Pinched nerve in neck



by Nathan Wei, MD, FACP, FACR

Nathan Wei is a nationally known board-certified rheumatologist and author of the Second Opinion Arthritis Treatment Kit. It's available exclusively at this website... not available in stores.

Click here: Second Opinion Arthritis Treatment Kit




A pinched nerve in the neck is one of the most common problems seen in a rheumatologists office. Often the patient will provide a history indicating a prior whiplash injury or other trauma. In older patients, the underlying cause is usually cervical spondylosis (osteoarthritis in the neck).

It is helpful to examine the anatomy of the neck to understand this problem.

The cervical spine (neck) is made up of seven vertebrae. The uppermost vertebra, C-1, articulates with the occiput of the skull above and with C-2 below.

The C1-occiput "joint" primarily allows flexion and extension, while C1-C2 provides rotation. Vertebrae C-3 through C-7 allow for varying degrees of flexion, extension, lateral bending, and rotation. Flexion centers on C-5 and C-6 and extension on C-6 and C-7.

Intervertebral disks are found from C2-3 and below and serve to cushion the vertebrae. Disk degeneration and herniation can lead to compression of the nerve root (radiculopathy) or spinal cord (myelopathy). The term “radiculopathy” refers to a pinched nerve.

Eight pairs of cervical spinal nerves exit through the intervertebral foramina.

The back portions of the cervical vertebrae have the facet joints, which are true synovial joints, while on the side of the vertebrae are the uncovertebral joints. Both joints can degenerate and produce pain with neck extension combined with lateral bending and rotation.

The muscles of the neck are divided into four major compartments: anterior (flexion), posterior (extension), and the lateral groups (lateral bending).

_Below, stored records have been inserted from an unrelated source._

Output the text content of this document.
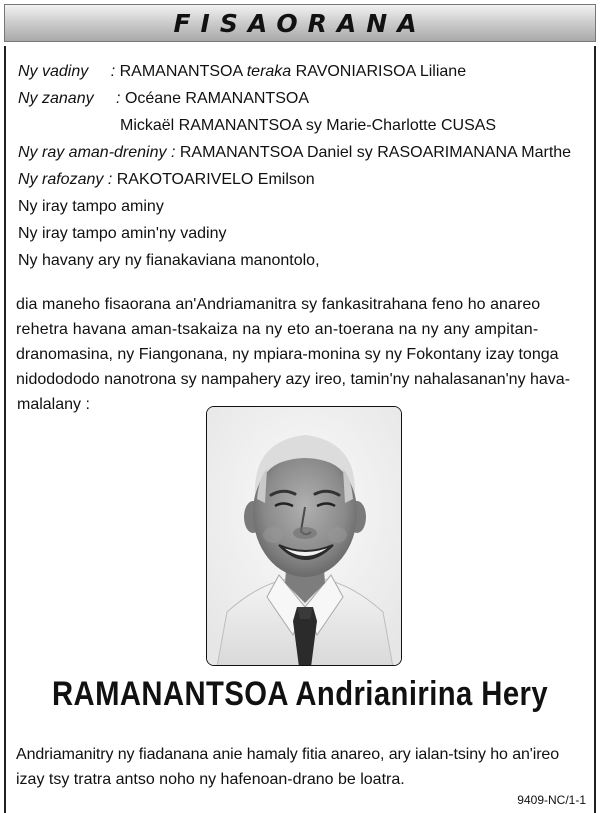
FISAORANA
Ny vadiny : RAMANANTSOA teraka RAVONIARISOA Liliane
Ny zanany : Océane RAMANANTSOA
Mickaël RAMANANTSOA sy Marie-Charlotte CUSAS
Ny ray aman-dreniny : RAMANANTSOA Daniel sy RASOARIMANANA Marthe
Ny rafozany : RAKOTOARIVELO Emilson
Ny iray tampo aminy
Ny iray tampo amin'ny vadiny
Ny havany ary ny fianakaviana manontolo,
dia maneho fisaorana an'Andriamanitra sy fankasitrahana feno ho anareo
rehetra havana aman-tsakaiza na ny eto an-toerana na ny any ampitan-
dranomasina, ny Fiangonana, ny mpiara-monina sy ny Fokontany izay tonga
nidodododo nanotrona sy nampahery azy ireo, tamin'ny nahalasanan'ny hava-
malalany :
RAMANANTSOA Andrianirina Hery
Andriamanitry ny fiadanana anie hamaly fitia anareo, ary ialan-tsiny ho an'ireo
izay tsy tratra antso noho ny hafenoan-drano be loatra.
9409-NC/1-1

The most common injury is muscle strain. Muscle strains usually resolve within a few days to a couple of weeks, ligament sprains may take up to a few months, and disk injuries or herniations with radiculopathy can take up to 6 months for full recovery.

Pain that increases with activity but is relieved with rest or a change in position, is commonly referred to as mechanical pain.

It is important to determine whether the pain is localized or radiating. Localized pain generally points to muscle strains, ligament sprains, and facet or disk degeneration. Sometimes there may be radiation to the scapula or upper trapezius area as well. Pain that radiates into the arms frequently is due to nerve involvement.

Upper cervical nerve problems refer pain to the head (C-1, C-2), the neck (C-3), and the upper trapezius region (C-4). The C-5 nerve transmits pain to the shoulder and lateral arm. The C-6 nerve pattern is very similar but includes the radial forearm and thumb. The C-7 nerve refers pain to the posterior arm, dorsal forearm, and the index and middle fingers. The C-8 nerve radiates pain to the medial arm, ulnar forearm, and the ring and little fingers.

Ulnar neuropathy refers pain to the medial arm, forearm, and ring and little fingers, similar to a C-8 radiculopathy. Therefore, it's important to evaluate peripheral nerves as well as central ones. Carpal tunnel syndrome characteristically causes tingling in the thumb and first two fingers, and sometimes pain up the arm as high as the neck, appearing like a C-6 or C-7 radiculopathy. Shoulder degenerative joint disease or acromioclavicular, subacromial, or rotator-cuff pathology may be confused with a C-5 radiculopathy.

In addition to careful clinical examination, diagnostic studies such as magnetic resonance imaging (MRI) and electromyography (MRI) are helpful.